Jason: The fundamental purpose of a developer beta is supposed to be for developers to use new features in order to plan their release for when that version comes out. That’s what a developer beta is for. That’s why it’s called a developer beta. And the problem with it is, developers can’t do much with Apple Intelligence. The big thing they can do is the Intents stuff, which isn’t in there.

Jason: It struck me… So you’re talking about Apple Mail and summarization. What Apple hasn’t done is make — maybe this is why it’s not going to be available in the EU — what they haven’t done is make an API so if you’re the developer of…

Myke: Yep.

Jason: …let’s say Mimestream…

Myke: Slack.

Jason: …or anybody. That there’s not like, I’m going to hand a message to Apple’s LLM and ask for a summary. I’m going to go to SummaryKit, or whatever, hand them this information, get a summary back and put it in my UI. No, it’s just in Mail. And so I think that’s one of the frustrations that I’ve got with the way Apple is sort of saying “it’s for developers” and all that, because a lot of these features… And I understand why. I realize it’s early days yet. But Apple Intelligence, a lot of these features are only going to be useful if you’re using the stock Apple apps. And I don’t love it.

Jason: And I’m sure that in the fullness of time there will be APIs for third-party developers to use that will give them access to the same kind of model and summation and all of that that Apple uses, but I don’t believe any of that is available right now.

I’m very puzzled by this omission too because it seems like the most basic low-hanging fruit to open up for developers. There’s an LLM on the phone. Let developers use it. It could be as simple as a single API call to pass the prompt and text to process. This must be there already as a private API that Mail and Messages are using.

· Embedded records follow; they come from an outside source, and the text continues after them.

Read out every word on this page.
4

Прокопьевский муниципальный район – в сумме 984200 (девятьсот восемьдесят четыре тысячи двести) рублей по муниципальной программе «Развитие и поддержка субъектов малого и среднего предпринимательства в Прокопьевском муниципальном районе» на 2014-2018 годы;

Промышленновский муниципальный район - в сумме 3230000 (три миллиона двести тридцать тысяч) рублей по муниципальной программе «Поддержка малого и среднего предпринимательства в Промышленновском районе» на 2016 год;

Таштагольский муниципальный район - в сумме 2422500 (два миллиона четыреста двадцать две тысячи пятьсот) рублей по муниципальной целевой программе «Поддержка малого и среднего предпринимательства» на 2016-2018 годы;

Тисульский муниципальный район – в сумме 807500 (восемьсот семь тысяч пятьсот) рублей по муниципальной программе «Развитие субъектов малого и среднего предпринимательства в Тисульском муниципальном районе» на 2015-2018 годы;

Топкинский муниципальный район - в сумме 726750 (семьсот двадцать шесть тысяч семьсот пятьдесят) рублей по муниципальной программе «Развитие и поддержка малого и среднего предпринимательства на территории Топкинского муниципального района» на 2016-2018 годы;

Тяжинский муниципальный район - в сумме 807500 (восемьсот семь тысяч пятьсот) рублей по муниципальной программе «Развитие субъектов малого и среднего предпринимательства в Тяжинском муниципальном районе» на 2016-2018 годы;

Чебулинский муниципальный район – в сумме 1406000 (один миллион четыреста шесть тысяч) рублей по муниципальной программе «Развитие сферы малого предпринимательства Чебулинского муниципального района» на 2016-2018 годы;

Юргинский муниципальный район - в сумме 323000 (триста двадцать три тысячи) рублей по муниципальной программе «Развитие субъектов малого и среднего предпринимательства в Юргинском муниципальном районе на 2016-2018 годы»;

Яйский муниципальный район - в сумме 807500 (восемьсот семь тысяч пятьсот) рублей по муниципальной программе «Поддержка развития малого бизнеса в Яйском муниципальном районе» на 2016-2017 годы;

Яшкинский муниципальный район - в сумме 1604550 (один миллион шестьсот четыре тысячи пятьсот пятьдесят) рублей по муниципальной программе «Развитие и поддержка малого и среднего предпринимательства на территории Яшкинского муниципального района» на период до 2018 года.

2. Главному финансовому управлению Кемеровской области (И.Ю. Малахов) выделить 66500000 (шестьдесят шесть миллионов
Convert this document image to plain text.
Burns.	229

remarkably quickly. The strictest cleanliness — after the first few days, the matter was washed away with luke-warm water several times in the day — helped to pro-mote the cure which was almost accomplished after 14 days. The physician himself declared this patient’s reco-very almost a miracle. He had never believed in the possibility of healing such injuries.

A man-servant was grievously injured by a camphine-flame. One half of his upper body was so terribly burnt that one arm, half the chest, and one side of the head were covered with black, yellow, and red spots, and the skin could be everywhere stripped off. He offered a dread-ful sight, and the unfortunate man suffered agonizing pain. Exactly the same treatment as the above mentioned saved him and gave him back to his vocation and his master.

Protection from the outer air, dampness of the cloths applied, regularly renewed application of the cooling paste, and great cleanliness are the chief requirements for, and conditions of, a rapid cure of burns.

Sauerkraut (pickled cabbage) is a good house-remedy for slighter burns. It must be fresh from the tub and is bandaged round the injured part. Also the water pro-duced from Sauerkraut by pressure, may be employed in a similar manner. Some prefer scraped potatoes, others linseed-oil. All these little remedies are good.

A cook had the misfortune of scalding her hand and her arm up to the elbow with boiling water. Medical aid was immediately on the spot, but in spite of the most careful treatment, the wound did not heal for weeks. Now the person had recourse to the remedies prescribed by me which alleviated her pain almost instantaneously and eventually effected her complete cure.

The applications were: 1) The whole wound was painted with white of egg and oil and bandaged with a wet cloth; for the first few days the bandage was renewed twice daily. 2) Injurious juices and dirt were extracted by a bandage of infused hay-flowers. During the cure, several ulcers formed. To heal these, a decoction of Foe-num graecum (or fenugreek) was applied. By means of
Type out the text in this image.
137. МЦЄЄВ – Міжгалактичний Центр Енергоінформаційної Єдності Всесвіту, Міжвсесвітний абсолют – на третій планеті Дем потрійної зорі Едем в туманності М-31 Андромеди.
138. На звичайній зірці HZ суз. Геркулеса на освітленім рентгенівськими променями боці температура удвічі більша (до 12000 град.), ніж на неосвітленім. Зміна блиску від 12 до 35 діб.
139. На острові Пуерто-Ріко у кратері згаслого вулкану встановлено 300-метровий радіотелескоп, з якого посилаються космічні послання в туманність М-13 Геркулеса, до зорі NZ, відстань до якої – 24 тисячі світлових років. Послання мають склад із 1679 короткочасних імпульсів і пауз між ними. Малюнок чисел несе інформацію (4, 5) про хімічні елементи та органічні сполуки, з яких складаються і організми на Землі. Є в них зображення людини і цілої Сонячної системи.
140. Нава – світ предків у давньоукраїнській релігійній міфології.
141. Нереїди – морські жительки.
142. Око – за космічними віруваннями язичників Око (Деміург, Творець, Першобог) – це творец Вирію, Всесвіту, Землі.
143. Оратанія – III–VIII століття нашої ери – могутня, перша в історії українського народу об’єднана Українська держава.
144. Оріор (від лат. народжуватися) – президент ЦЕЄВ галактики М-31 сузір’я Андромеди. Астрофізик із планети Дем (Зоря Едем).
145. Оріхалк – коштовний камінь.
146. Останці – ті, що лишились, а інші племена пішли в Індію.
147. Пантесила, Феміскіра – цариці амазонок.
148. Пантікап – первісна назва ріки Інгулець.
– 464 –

Perhaps Apple is worried about how they are scaling the private cloud compute and don’t want developers to use anything that might touch it. Perhaps Apple Intelligence is limited to so few devices that it would create confusing minimum hardware requirements for third-party apps. Perhaps Apple never wants to give developers direct LLM access because Apple considers Apple Intelligence a user feature, leaning on third-party data without developers having any control over AI features in their own apps.

Who knows. But it means developers will need to stick with OpenAI and similar APIs for at least another year or longer. Apple has a unique architecture for AI. I like the potential, even if their strategy seems mostly about their own users. If there will be innovation with AI on iPhones, though, only Apple can do it. Meanwhile the rest of the tech world continues full-speed ahead with a more developer-focused approach to AI, with many platforms to build on.